Morning and Evening Star Patterns

These candlestick patterns are patterns used to confirm a reversal or change in market trend. They are both powerful three-candle patterns used in bullish or bearish scenarios. 

The morning star is a bullish reversal pattern used to confirm the beginning of an uptrend. It consists of three candles; 

  • The first candlestick is usually a bearish candle
  • The second candlestick can be bullish or bearish, with a small candle body. 
  • The third candlestick is a bullish candle with a body that closes above the preceding candle. 

These three candles show the exhaustion of a downtrend followed by the increase in buying pressure and the beginning of a new uptrend. 

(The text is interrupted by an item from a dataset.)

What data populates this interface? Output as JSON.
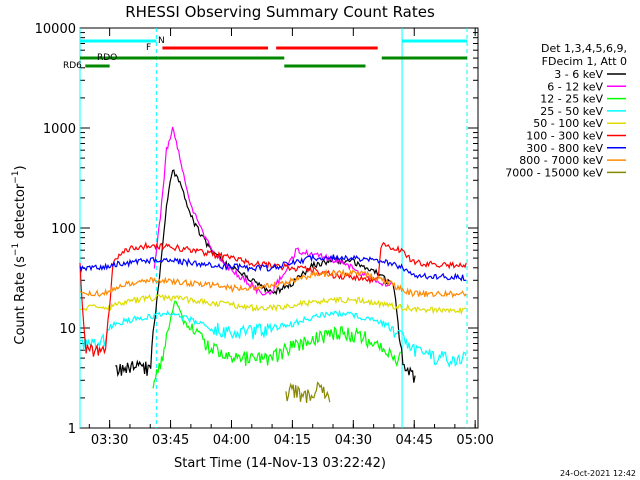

https://www.tradingview.com/x/OQOxNZ8T/

The evening star is a bearish pattern used to confirm the reversal of an uptrend and the beginning of a new downtrend. This candlestick pattern consists of three candles; 

  • The first candlestick is usually a bullish candle
  • The second candlestick can be bullish or bearish with a small candle body. 
  • The third candlestick is a bearish candle with a body that closes above the preceding candle. 

 

Candlestick patterns are great technical analysis tools that help you understand the interaction of buyers and sellers and forces of demand and supply in the financial market. While trading these patterns, ensure you have other confirmations to support your trade idea. This increases your win rate and helps you make better trading decisions.